Bei den Amischen pachteten bzw. kauften 2-3 verwandtschaftlich verbundene Familien einen Hof und bewirtschafteten ihn zusammen. Die Höfe lagen oft in größerer Entfernung von einander. Der Lebensstil dieser Menschen war einfach, ihre Kleidung konservativ einheitlich, wodurch sie sich auch von der einheimischen Bevölkerung unterschieden. In der Gemeinde übten sie eine strenge Disziplin und pflegten die Fußwaschung beim Abendmahl. Die Leitung der Gemeinden übertrugen sie den aus ihren Reihen gewählten Dienern am Buch (Predigern) und den bestätigten Dienern (Ältesten). Ihre gottesdienstlichen Versammlungen wechselten von Gutshaus zu Gutshaus.

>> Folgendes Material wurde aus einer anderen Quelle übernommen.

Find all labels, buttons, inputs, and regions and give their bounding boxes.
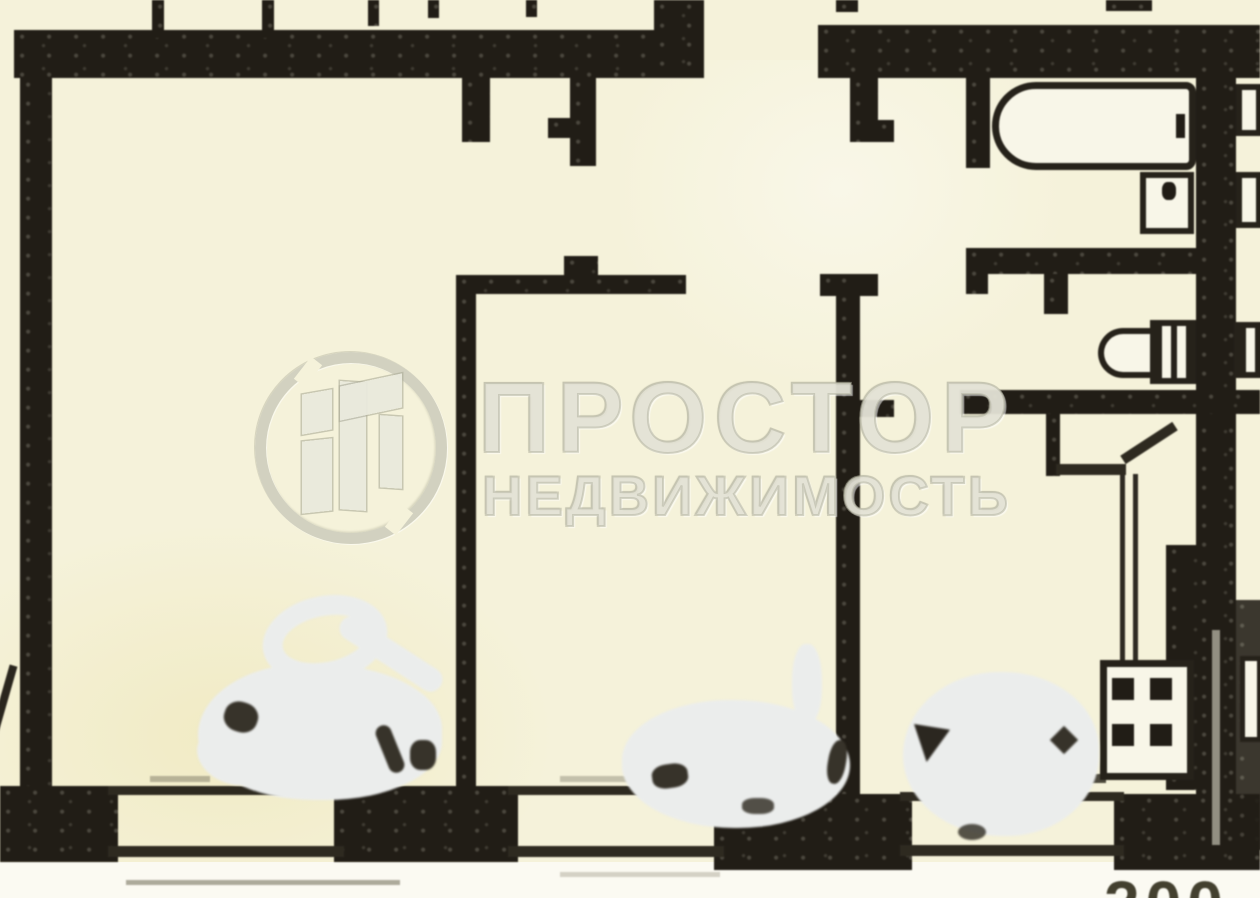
erased-text-remnant-c3 [958,824,986,840]
erased-text-remnant-a3 [410,740,436,770]
eraser-blob-middle-finger [792,644,822,724]
eraser-blob-middle-body [622,700,850,828]
eraser-layer [0,0,1260,898]
eraser-blob-kitchen-body [903,672,1099,836]
floorplan-scan: 200 ПРОСТОР НЕДВИЖИМОСТЬ [0,0,1260,898]
erased-text-remnant-b2 [742,798,774,814]
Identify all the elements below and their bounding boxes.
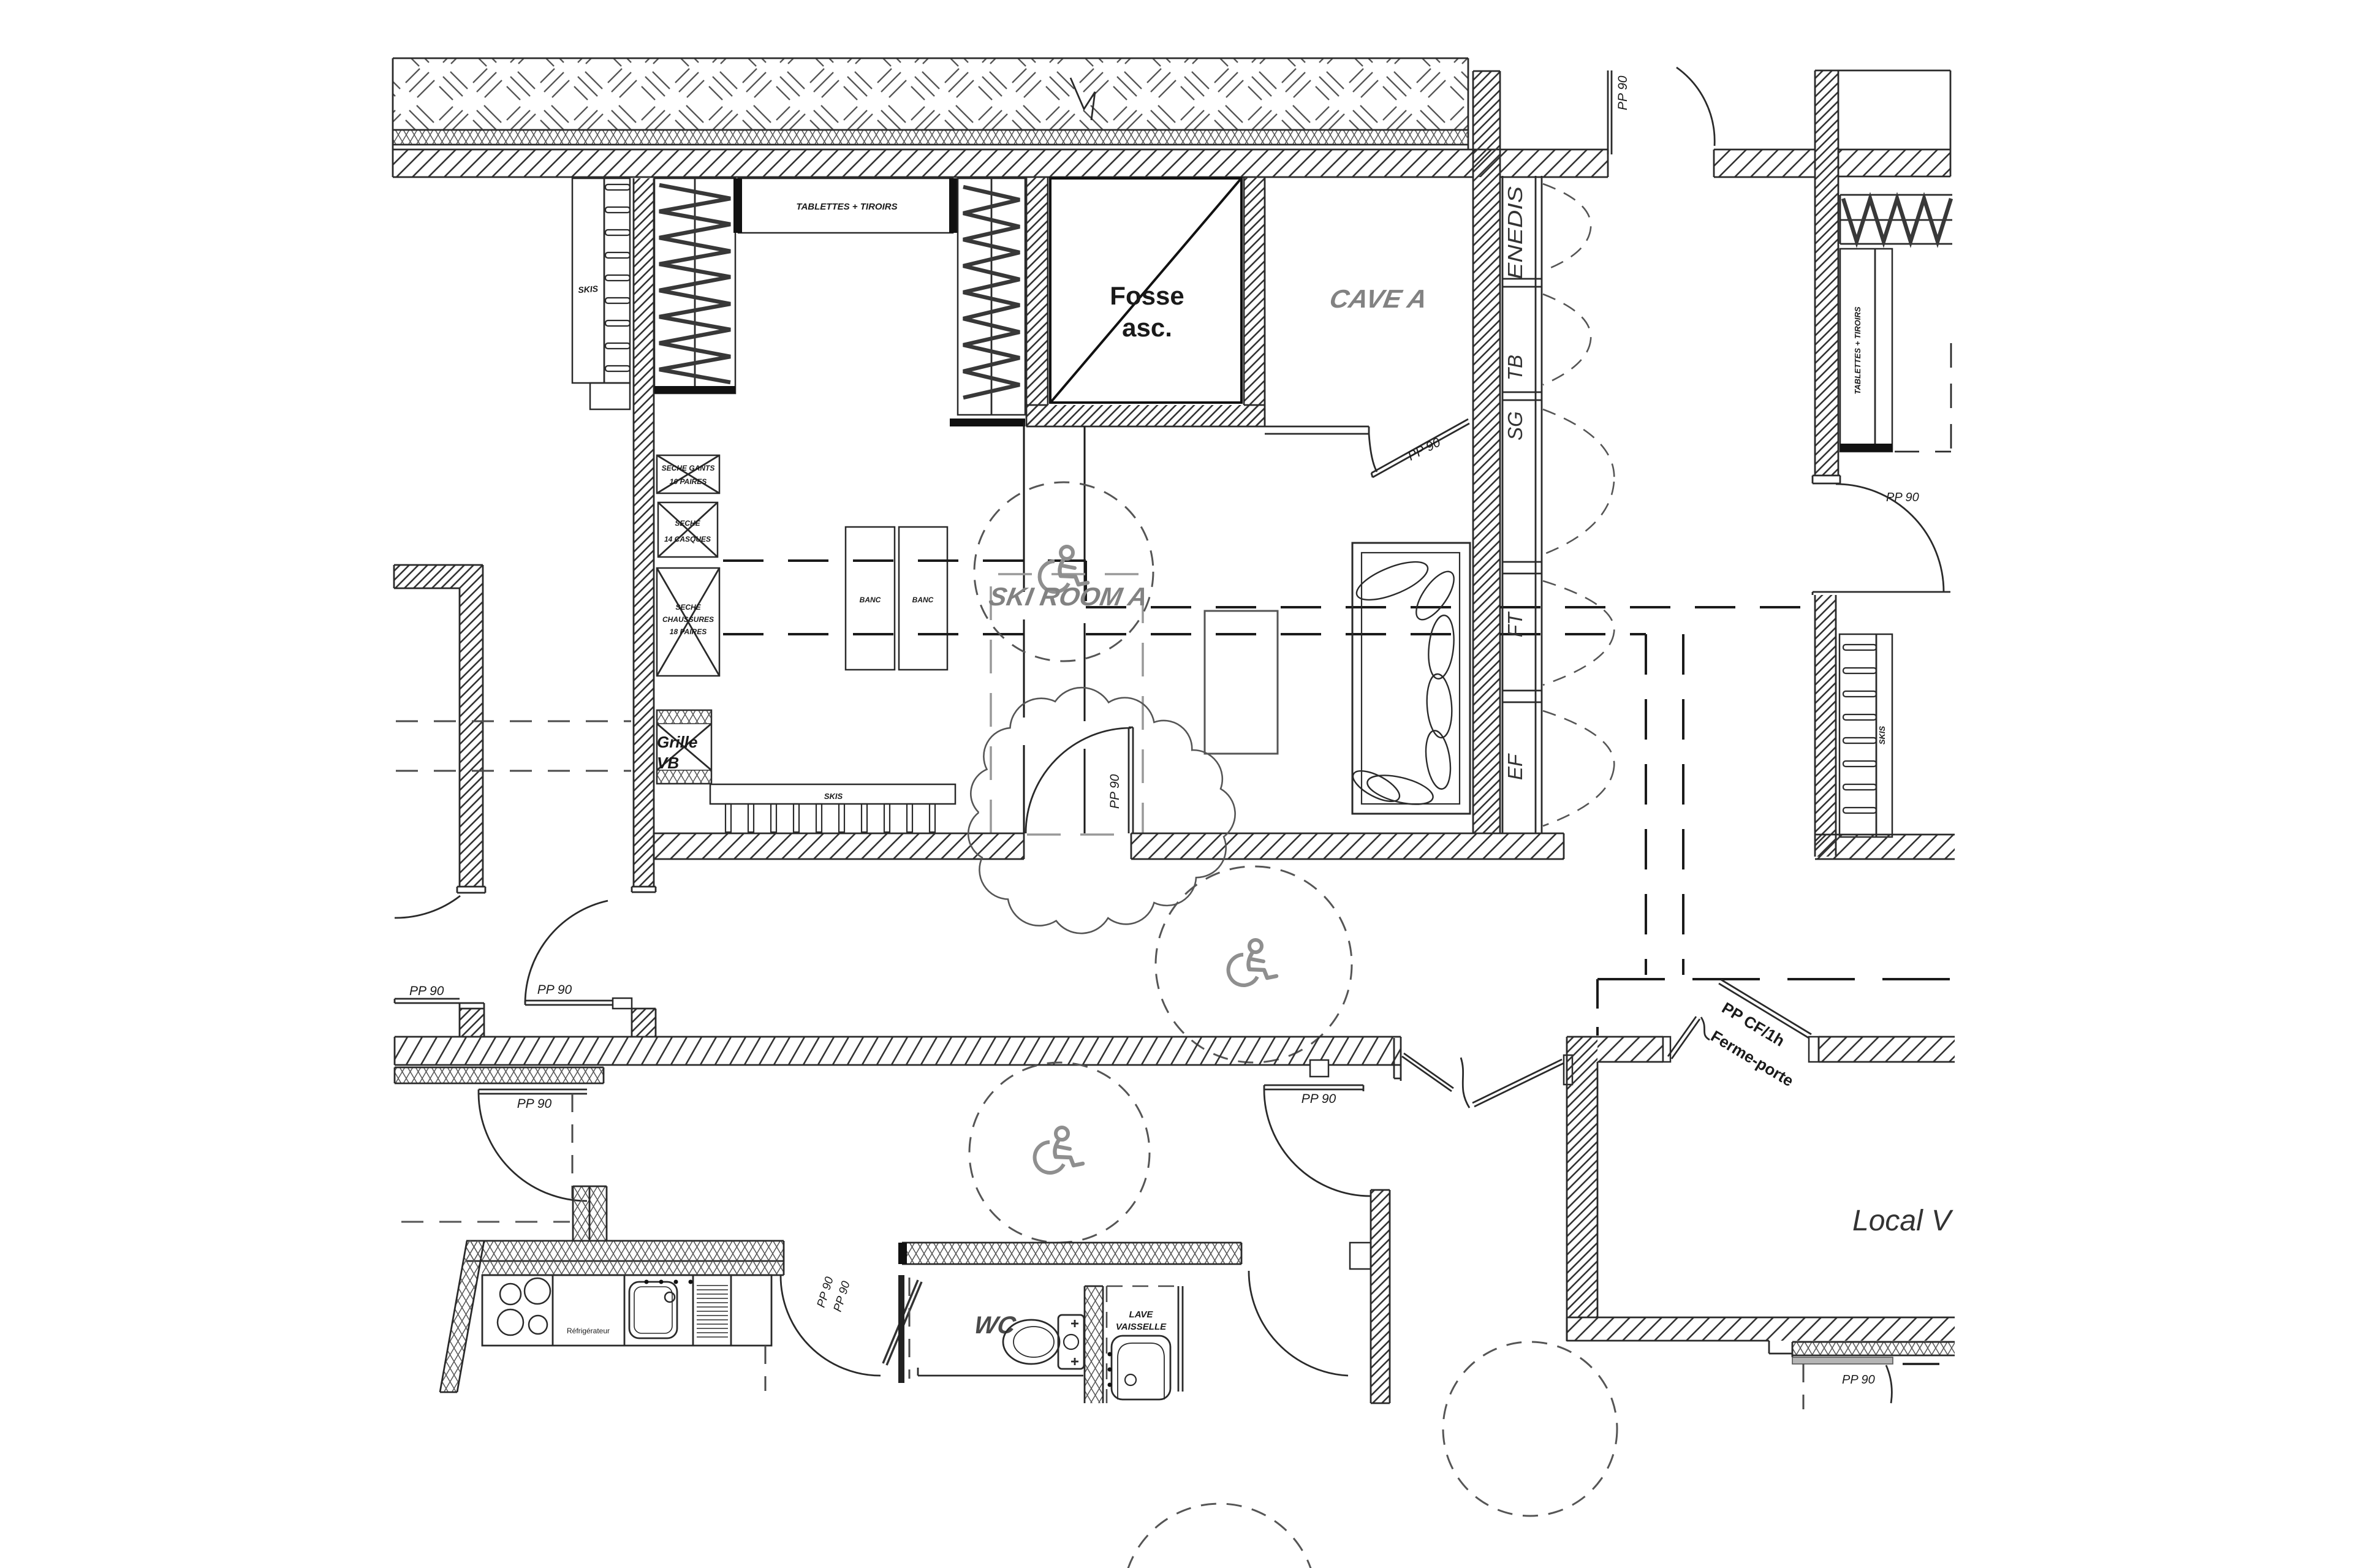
svg-text:SG: SG [1504, 411, 1526, 441]
svg-text:CHAUSSURES: CHAUSSURES [662, 615, 714, 624]
svg-text:TABLETTES + TIROIRS: TABLETTES + TIROIRS [1853, 306, 1862, 394]
svg-text:SECHE GANTS: SECHE GANTS [662, 464, 715, 472]
svg-text:TB: TB [1504, 355, 1526, 381]
svg-text:asc.: asc. [1122, 313, 1172, 342]
svg-text:BANC: BANC [860, 596, 881, 604]
svg-text:PP 90: PP 90 [517, 1097, 552, 1111]
svg-text:Grille: Grille [657, 733, 697, 751]
svg-text:EF: EF [1504, 753, 1526, 780]
svg-text:SKI ROOM A: SKI ROOM A [987, 582, 1150, 611]
svg-text:SECHE: SECHE [675, 603, 701, 612]
svg-text:PP 90: PP 90 [1886, 491, 1919, 504]
svg-text:SKIS: SKIS [578, 284, 599, 295]
svg-text:SECHE: SECHE [675, 519, 700, 528]
svg-text:Local: Local [1852, 1205, 1923, 1237]
svg-text:VB: VB [657, 754, 679, 772]
svg-text:LAVE: LAVE [1129, 1309, 1154, 1320]
svg-text:SKIS: SKIS [824, 792, 843, 801]
svg-text:PP 90: PP 90 [1108, 774, 1122, 809]
svg-text:TABLETTES + TIROIRS: TABLETTES + TIROIRS [796, 202, 897, 212]
svg-text:PP 90: PP 90 [1616, 75, 1630, 110]
svg-text:18 PAIRES: 18 PAIRES [670, 627, 707, 636]
svg-text:FT: FT [1504, 611, 1526, 637]
svg-text:10 PAIRES: 10 PAIRES [670, 477, 707, 486]
svg-text:V: V [1931, 1205, 1953, 1237]
svg-text:CAVE A: CAVE A [1327, 284, 1429, 313]
svg-text:14 CASQUES: 14 CASQUES [664, 535, 711, 543]
svg-text:Réfrigérateur: Réfrigérateur [567, 1327, 610, 1335]
svg-text:Fosse: Fosse [1110, 281, 1184, 310]
svg-text:BANC: BANC [912, 596, 934, 604]
svg-text:VAISSELLE: VAISSELLE [1116, 1322, 1167, 1332]
svg-text:PP 90: PP 90 [537, 983, 572, 997]
svg-text:PP 90: PP 90 [1302, 1092, 1336, 1106]
svg-text:ENEDIS: ENEDIS [1504, 186, 1526, 279]
svg-text:SKIS: SKIS [1877, 726, 1887, 745]
svg-text:PP 90: PP 90 [409, 984, 444, 998]
svg-text:WC: WC [972, 1311, 1018, 1339]
svg-text:PP 90: PP 90 [1842, 1373, 1875, 1387]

Die „Pfälzer“, auch evangelische Mennonitengemeinden genannt, betrieben eine nicht weniger progressive Wirtschaftsweise und waren in Lebensstil und Kleidung angepaßter. Als Kolonisten gründeten sie im Donaumoos bei Neuburg/Donau den Ort Maxweiler und hatten dort auch ein Schul- und Bethaus. Ein weiterer Schwerpunkt lag im Dachauer Hinterland, wo sie in räumlicher Nähe z.T. als Großfamilien größere Höfe kauften und sie dann auf ihre Kinder oder Verwandte aufteilten. Sie hatten in Eichstock bei Markt Indersdorf ein Bethaus als ihren Mittelpunkt. Ihre Prediger und Älteste waren Männer aus ihren Reihen. Als die Kolonisten in Maxweiler ihre Anwesen verkauften und nach den USA auswanderten, löste sich die dortige Gemeinde auf, die Gemeinde Eichstock dagegen blieb trotz zahlreicher Abwanderung bis in die Gegenwart hinein bestehen.

Zwischen den Amischen und den „Pfälzern“ gab es anfänglich eher spärliche Beziehungen, in der zweiten Hälfte des 19. Jahrhunderts aber zunehmend auch Ehebündnisse. Die Zahl der Glieder verringerte sich durch Auswanderung nach USA, was dazu führte, daß die Verbliebenen beider Gruppierungen sowie die späteren Zuwanderer aus Franken und Württemberg sich um 1900 im Bereich der Städte Ingolstadt, Regensburg und München zu Gemeinden vereinigten, die bis heute fortbestehen. Aufgrund der Familiennamen läßt sich noch heute auf ihre frühere Herkunft und Gruppenzugehörigkeit schließen.

Die hier aufbereiteten Dokumente und genealogischen Daten wurden in langfristiger, mühevoller Arbeit von den Verfassern unter Mitarbeit vieler anderer zusammengetragen. Ihnen allen gilt für ihre Mitarbeit unser herzlicher Dank. Wir glauben, daß mit dieser Veröffentlichung manche bisher unbekannten Sachverhalte erhellt werden können. Bei aller Sorgfalt in der Ausarbeitung und Zusammenstellung waren allerdings Unstimmigkeiten nicht auszuschließen. Wir bitten um gebührende Nachsicht und um Hinweise zu auffälligen Unrichtigkeiten.

Wer darüber hinaus an weiterführenden, einschlägigen Veröffentlichungen Interesse hat, dem empfehlen wir das Buch „200 Jahre Mennonitengemeinden in Bayern“, das u.a. zwei umfangreiche Literaturverzeichnisse zur „Geschichte der Täufer in Bayern“ wie auch zur „Geschichte der Mennoniten in Bayern“ beinhaltet. Darüber hinaus bietet die Veröffentlichung „Amische Mennoniten in Bayern“ von Hermann Hage eine systematische Gesamtdarstellung mit einer Fülle von Informationen zur Wirtschafts-, Siedlungs- und Sozialgeschichte.